The activity of hepatic monoacylglycerol acyltransferase (MGAT) (EC 2.3.1.22), a developmentally expressed microsomal enzyme, is inhibited by long-chain fatty acids, and stimulated by its product 1, 2-diacyl-sn-glycerol. Because the quantities of fatty acids and diacylglycerols are likely to vary in membranes during different physiological conditions and could thereby alter MGAT activity, we examined their combined effects on MGAT in Triton X-100/phospholipid mixed micelles.
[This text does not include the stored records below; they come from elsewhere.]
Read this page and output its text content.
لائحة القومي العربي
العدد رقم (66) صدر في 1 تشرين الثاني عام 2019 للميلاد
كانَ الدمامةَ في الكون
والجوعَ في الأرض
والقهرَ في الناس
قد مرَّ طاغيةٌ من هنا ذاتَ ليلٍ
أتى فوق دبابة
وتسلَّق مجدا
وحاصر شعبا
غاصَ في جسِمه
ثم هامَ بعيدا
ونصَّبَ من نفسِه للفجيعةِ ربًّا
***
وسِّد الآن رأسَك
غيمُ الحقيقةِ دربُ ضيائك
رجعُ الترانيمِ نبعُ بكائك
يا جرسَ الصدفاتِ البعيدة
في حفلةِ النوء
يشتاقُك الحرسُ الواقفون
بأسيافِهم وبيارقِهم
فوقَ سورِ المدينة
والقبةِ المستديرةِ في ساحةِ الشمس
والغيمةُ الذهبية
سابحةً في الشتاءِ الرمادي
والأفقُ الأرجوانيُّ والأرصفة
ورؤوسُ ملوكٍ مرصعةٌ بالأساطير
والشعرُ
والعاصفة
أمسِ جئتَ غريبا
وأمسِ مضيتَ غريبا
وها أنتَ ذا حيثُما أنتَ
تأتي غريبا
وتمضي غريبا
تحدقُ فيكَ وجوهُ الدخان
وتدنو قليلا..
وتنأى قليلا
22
MGAT's product, 1,2-diC18:1-sn-glycerol, which is also normally a cooperative activator of the activity, reversed the 50% inhibition caused by 10 mol % oleic acid. The presence of oleic acid also allowed low concentrations (<10 mol %) of 1, 2-diC18:1-sn-glycerol to stimulate MGAT activity without the lag that is observed in the absence of fatty acid. At 12.6 mol %, 1, 2-monoC18:1-sn-glycerol ether, which alone has no effect on MGAT activity, became an activator in the presence of 10 mol % oleic acid. Kinetic studies revealed that in the presence of 15 mol % oleic acid, 1,2-diC18:1-sn-glycerol ether increased the apparent Vmax by 3. 8-fold while minimally altering the apparent Km for palmitoyl-CoA. Other neutral lipids including tri-C18:1-glycerol, ceramide, and cholesterol oleate did not stimulate MGAT in either the presence or the absence of fatty acid. Assay conditions altered MGAT's apparent relative preferences for potential monoradylglycerol substrates. The presence of phospholipids and of MGAT's 1,2-diacyl-sn-glycerol product increased the enzyme's apparent preference for its 2-monoacyl-sn-glycerol substrate by selectively increasing the apparent Vmax 2.7-fold only when 2-monoC18:1-sn-glycerol was the substrate. Thus, in addition to previously reported regulation of MGAT by phospholipids and intracellular lipid second messengers, these studies lend additional support to the hypothesis that changes in other membrane-associated lipids, such as long-chain fatty acids and diradylglycerols, may also profoundly alter the activity of MGAT.
肝脏单酰甘油酰基转移酶(MGAT)(EC 2.3.1.22)是一种在发育过程中表达的微粒体酶,其活性受长链脂肪酸抑制,受其产物1,2 - 二酰基 - sn - 甘油刺激。由于在不同生理条件下,膜中脂肪酸和二酰甘油的量可能会发生变化,从而可能改变MGAT活性,因此我们在Triton X - 100/磷脂混合胶束中研究了它们对MGAT的联合作用。MGAT的产物1,2 - 二C18:1 - sn - 甘油,通常也是该活性的协同激活剂,可逆转由10 mol%油酸引起的50%抑制作用。油酸的存在还使得低浓度(<10 mol%)的1,2 - 二C18:1 - sn - 甘油能够刺激MGAT活性,而不会出现无脂肪酸时所观察到的延迟。在12.6 mol%时,单独对MGAT活性无影响的1,2 - 单C18:1 - sn - 甘油醚在存在10 mol%油酸时成为激活剂。动力学研究表明,在存在15 mol%油酸的情况下,1,2 - 二C18:1 - sn - 甘油醚使表观Vmax增加了3.8倍,而对棕榈酰辅酶A的表观Km影响最小。其他中性脂质,包括三 - C18:1 - 甘油、神经酰胺和胆固醇油酸酯,在有或无脂肪酸的情况下均不刺激MGAT。测定条件改变了MGAT对潜在单酰甘油底物的表观相对偏好。磷脂和MGAT的1,2 - 二酰基 - sn - 甘油产物的存在通过仅在2 - 单C18:1 - sn - 甘油作为底物时选择性地将表观Vmax提高2.7倍,增加了该酶对其2 - 单酰 - sn - 甘油底物的表观偏好。因此,除了先前报道的磷脂和细胞内脂质第二信使对MGAT的调节作用外,这些研究进一步支持了以下假设:其他与膜相关的脂质,如长链脂肪酸和二酰甘油的变化,也可能深刻改变MGAT的活性。